Scan time estimation

For the thoughts of mortals are timorous, and our devices are prone to fail.

The Wisdom of Solomon ch. IX, The Apocrypha.

The cost model in chapter 5 requires a knowledge of scan time for range queries. This chapter investigates the relationship between query size and number of partitions accessed (and hence scan time) in a single dimension.

A new formula describing the number of partitions accessed by large range queries in files which do not have a large number of range partitions is developed. Comparisons are made between this and a related formula defining the number of pages accessed by range queries. A rather interesting new observation is that for the case of a file with a very small number of partitions, the query size, in addition to the number of partitions, affects the scan time reduction that can be obtained by further partitioning.

The number of partitions accessed by queries must be known (in order to determine scan time [footnote 5]).
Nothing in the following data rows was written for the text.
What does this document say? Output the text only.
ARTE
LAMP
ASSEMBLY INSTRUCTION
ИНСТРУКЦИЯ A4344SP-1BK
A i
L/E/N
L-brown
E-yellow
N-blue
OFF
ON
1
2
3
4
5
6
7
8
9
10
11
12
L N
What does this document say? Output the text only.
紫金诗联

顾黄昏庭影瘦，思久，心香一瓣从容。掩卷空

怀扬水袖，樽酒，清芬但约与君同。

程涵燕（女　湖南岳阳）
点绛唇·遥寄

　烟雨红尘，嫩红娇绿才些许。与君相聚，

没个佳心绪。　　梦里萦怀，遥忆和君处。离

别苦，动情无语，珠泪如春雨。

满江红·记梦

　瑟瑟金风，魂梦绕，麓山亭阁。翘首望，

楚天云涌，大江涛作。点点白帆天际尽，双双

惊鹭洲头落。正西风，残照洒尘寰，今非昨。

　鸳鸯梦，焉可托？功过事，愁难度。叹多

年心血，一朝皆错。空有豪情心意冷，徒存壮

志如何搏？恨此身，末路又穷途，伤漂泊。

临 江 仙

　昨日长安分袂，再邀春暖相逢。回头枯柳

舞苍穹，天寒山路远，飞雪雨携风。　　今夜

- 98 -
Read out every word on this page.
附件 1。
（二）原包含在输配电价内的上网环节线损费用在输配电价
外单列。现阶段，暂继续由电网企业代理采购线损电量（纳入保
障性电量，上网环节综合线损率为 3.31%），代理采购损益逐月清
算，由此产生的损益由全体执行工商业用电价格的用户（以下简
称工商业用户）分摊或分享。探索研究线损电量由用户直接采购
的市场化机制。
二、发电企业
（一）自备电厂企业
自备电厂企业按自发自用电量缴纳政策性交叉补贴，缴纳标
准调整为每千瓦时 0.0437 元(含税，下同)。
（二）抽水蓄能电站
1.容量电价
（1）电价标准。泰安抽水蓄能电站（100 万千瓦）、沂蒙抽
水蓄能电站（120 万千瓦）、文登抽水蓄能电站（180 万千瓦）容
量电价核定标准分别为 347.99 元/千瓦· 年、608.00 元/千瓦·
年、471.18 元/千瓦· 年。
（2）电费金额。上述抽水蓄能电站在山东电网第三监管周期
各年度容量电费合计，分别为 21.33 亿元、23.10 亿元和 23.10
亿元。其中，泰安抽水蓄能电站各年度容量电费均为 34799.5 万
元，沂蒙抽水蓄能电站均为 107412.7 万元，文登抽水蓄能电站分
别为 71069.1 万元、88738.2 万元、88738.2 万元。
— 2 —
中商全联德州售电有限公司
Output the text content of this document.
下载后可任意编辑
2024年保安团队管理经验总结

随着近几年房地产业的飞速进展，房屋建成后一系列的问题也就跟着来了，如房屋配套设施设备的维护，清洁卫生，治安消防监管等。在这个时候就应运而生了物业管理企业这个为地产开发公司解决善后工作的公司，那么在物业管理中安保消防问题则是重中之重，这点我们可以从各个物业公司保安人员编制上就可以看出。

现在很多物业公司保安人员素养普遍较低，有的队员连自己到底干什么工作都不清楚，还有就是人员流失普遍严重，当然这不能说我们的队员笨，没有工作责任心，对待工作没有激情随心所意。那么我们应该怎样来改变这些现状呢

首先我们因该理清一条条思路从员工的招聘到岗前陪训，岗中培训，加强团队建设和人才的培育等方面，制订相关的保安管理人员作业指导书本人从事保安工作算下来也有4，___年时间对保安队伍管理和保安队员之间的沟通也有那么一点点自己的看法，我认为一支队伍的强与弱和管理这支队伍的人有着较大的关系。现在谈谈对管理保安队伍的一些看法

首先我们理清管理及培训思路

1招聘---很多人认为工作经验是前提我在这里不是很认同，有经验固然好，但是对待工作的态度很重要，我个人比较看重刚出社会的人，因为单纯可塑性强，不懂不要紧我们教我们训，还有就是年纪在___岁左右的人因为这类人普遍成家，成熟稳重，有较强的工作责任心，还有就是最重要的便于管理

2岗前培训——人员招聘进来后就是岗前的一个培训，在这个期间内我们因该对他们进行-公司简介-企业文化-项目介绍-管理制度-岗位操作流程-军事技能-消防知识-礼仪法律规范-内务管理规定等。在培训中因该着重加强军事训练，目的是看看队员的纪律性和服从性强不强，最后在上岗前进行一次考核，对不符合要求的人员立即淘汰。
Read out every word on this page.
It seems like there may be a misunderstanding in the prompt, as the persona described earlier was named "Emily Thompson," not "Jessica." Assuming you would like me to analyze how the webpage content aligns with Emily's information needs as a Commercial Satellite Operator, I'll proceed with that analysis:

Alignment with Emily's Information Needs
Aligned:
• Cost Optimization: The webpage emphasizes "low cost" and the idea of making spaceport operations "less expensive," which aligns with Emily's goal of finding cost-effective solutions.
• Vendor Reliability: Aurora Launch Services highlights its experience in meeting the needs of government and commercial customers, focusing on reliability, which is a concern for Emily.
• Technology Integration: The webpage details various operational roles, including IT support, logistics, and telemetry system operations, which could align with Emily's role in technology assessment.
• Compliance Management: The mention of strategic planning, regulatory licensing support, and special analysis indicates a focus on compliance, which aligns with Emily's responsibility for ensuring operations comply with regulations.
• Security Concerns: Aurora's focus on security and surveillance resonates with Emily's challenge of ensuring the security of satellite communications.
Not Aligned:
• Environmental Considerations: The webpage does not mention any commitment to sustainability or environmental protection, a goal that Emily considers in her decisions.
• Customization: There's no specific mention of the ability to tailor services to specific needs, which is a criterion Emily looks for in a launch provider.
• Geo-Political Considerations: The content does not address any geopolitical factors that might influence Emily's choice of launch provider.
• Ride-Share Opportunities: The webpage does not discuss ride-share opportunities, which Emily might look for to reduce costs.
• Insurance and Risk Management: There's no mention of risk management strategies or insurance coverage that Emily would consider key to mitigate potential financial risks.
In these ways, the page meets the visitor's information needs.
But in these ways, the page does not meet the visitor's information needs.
In the case of single data valued (*sdv*) partitions the analysis is simple.

Consider a file range partitioned on a low cardinality attribute, such as "day_of_week", so that records with a given attribute value are stored in different partitions. For convenience, assume there is an even data distribution. Since query predicate values must coincide with partition boundary values, the number of partitions accessed (*NPA*) by a single range query, *NPAsdv,* is given by

*NPAsdv* = *QS.n* (4.1)

Where *QS *refers to the query size (or query selectivity) expressed as a fraction of file size, and *n* is the number of partitions. This is exemplified in figure 4.1

The scan time is simply

*STsdv* = *QS* (4.2)

In practice scan time will depend upon the amount of data within the accessed partitions. Assuming the data distribution is known, the proportional scan time can be determined.

The wasted work done in resolving MIS range queries is zero in all cases.

In the case of partitions that can hold many possible data values analysis is more complex, because query predicate values are not guaranteed to coincide with partition boundary values. Thus in the first case, in order to determine an appropriate number of partitions for a column we are led to analysing how the average scan time of a set of range queries of a given size varies with number of partitions.

As a starting point, Eastman's formula [EAST87] for the number of pages accessed by range queries was applied to the calculation of number of partitions accessed. It is simple to show that when the number of partitions, *n*, is small, the formula gives incorrect results, although it holds when *n* is large. It also implies that scan time reductions due to further partitioning are independent of query size. First Eastman's formula, which is called the approximate formula, is reviewed and then a more accurate model is derived. These are discussed in the light of scan time reductions between *n* and 2*n* partitions.

For the purposes of derivation of the formulae, a single partitioning column (dimension) only is considered, and it is assumed that the domain of this is large. Further assumptions are that partitions of a given dimension contain approximately the same number of records and that there is an even data distribution on the partitioning column. In practice an even data distribution is unlikely. However, if the data distribution is known for the partitioning column, then a mapping between the observed query predicate, and the actual query size (i.e. the proportion of records referenced by a query, also known as selectivity) can be made. Conversely, using the cumulative data distribution, partition boundaries can, in most cases, be derived which ensure partitions contain approximately equal numbers of records (thus for practical purposes data distributions of the partitioning columns must be relatively stable).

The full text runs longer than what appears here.